OR03-06 NAD+ Availability Modulates 11β-HSD1-Mediated Glucocorticoid Regeneration in Mouse Skeletal Muscle

Abstract 11β-hydroxysteroid dehydrogenase type 1 (11β-HSD1) is an NADPH-dependant reductase located in the sarcoplasmic reticulum (SR) lumen of skeletal muscle. It generates active glucocorticoids to regulate permissive and adaptive metabolism and contributes to the development of the Cushing’s syndrome phenotype in mice receiving oral corticosterone. The SR enzyme hexose-6-phosphate dehydrogenase (H6PDH) generates NADPH which supports 11β-HSD1 activity. H6PDH depletion disrupts the SR NADPH/NADP ratio leading 11β-HSD1 to assume glucocorticoid-inactivating dehydrogenase activity. Little is understood regarding routes to NAD(P)(H) biosynthesis and metabolism in the SR. Here we asked whether modulating cellular nicotinamide adenine dinucleotide (NAD+) availability (the parent molecule of NAD(P)(H)) would influence muscle 11β-HSD1 activity given its sensitivity to the SR NADPH/NADP ratio.
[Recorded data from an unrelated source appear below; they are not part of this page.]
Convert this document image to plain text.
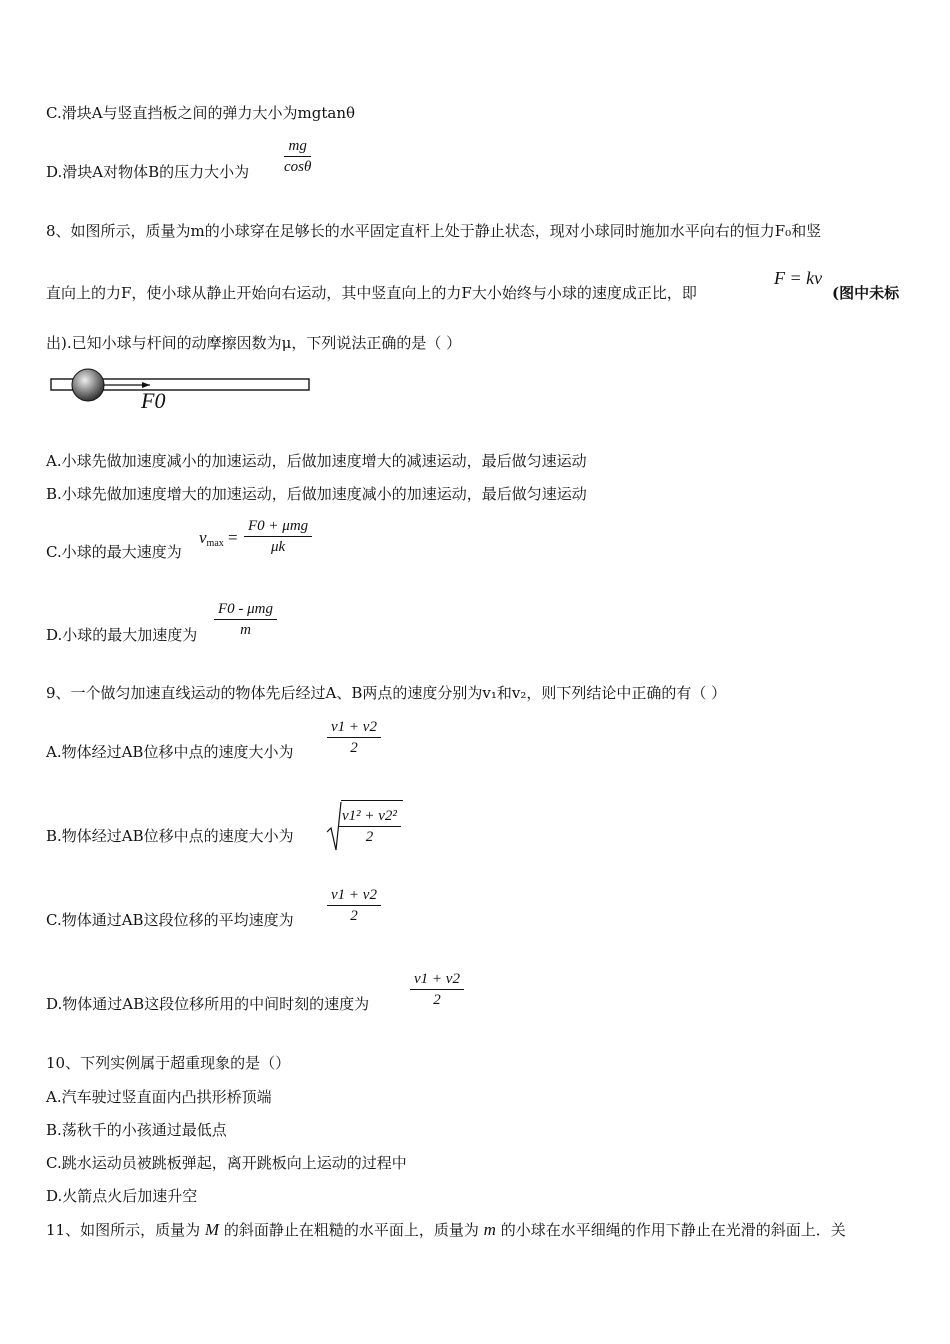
C.滑块A与竖直挡板之间的弹力大小为mgtanθ
D.滑块A对物体B的压力大小为 $\frac{mg}{\cos\theta}$
8、如图所示，质量为m的小球穿在足够长的水平固定直杆上处于静止状态，现对小球同时施加水平向右的恒力F₀和竖
直向上的力F，使小球从静止开始向右运动，其中竖直向上的力F大小始终与小球的速度成正比，即
F = kv
(图中未标
出).已知小球与杆间的动摩擦因数为μ，下列说法正确的是（ ）
F0
A.小球先做加速度减小的加速运动，后做加速度增大的减速运动，最后做匀速运动
B.小球先做加速度增大的加速运动，后做加速度减小的加速运动，最后做匀速运动
C.小球的最大速度为
$v_{max}$ =
F0 + μmg
μk
D.小球的最大加速度为
F0 - μmg
m
9、一个做匀加速直线运动的物体先后经过A、B两点的速度分别为v₁和v₂，则下列结论中正确的有（ ）
A.物体经过AB位移中点的速度大小为 $\frac{v1 + v2}{2}$
B.物体经过AB位移中点的速度大小为	$\frac{\text{v1² + v2²}}{2}$
C.物体通过AB这段位移的平均速度为 $\frac{v1 + v2}{2}$
D.物体通过AB这段位移所用的中间时刻的速度为	$\frac{v1 + v2}{2}$
10、下列实例属于超重现象的是（）
A.汽车驶过竖直面内凸拱形桥顶端
B.荡秋千的小孩通过最低点
C.跳水运动员被跳板弹起，离开跳板向上运动的过程中
D.火箭点火后加速升空
11、如图所示，质量为 M 的斜面静止在粗糙的水平面上，质量为 m 的小球在水平细绳的作用下静止在光滑的斜面上．关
We used FK866 to inhibit nicotinamide phospho-ribosyltransferase (NAMPT, rate-limiting enzyme in NAD+ biosynthesis) to deplete NAD(P)(H) in wild type mouse primary myotubes. FK866 treatment for 48h impaired cellular energetic status, reducing NAD+ (>90%), NADP+ (>50%) and ATP (>30%) without limiting cell viability. 11β-HSD1 reductase activity was decreased to 30% that of untreated cells (152±18 vs. 512±44 pmol/mg protein/h respectively, p<0.005). Employing H6PD knockout myotubes, NADP+-dependent 11β-HSD1 dehydrogenase activity was also impaired following NAMPT inhibition. The NAD+ precursor nicotinamide riboside (NR, 0.5mM), which bypasses NAMPT inhibition through the NR kinase pathway restored NAD+ levels and rapidly rescued 11β-HSD1 reductase activity in wild type and dehydrogenase activity in H6PD knockout myotubes. To assess this in vivo, we examined 11β-HSD1 reductase activity in muscle explants of inducible muscle-specific NAMPT knockout mice in which NAD+ levels are reduced by 90%, and show 40% lower activity compared to wild type explants (114±14 vs. 67±10 pmol/mg protein/h, p=0.04). These data suggest a novel level of redox-regulated 11β-HSD1-mediated glucocorticoid metabolism in skeletal muscle. These data also imply a pathway by which NAD+ status is communicated between the cytosol and the SR, which is contrary to the current belief that the pyridine nucleotide pool in these compartments is separate. NAMPT inhibition is being studied as a potential anti-cancer therapy and these data reveal hitherto unanticipated effects this therapy may have in a range of tissues.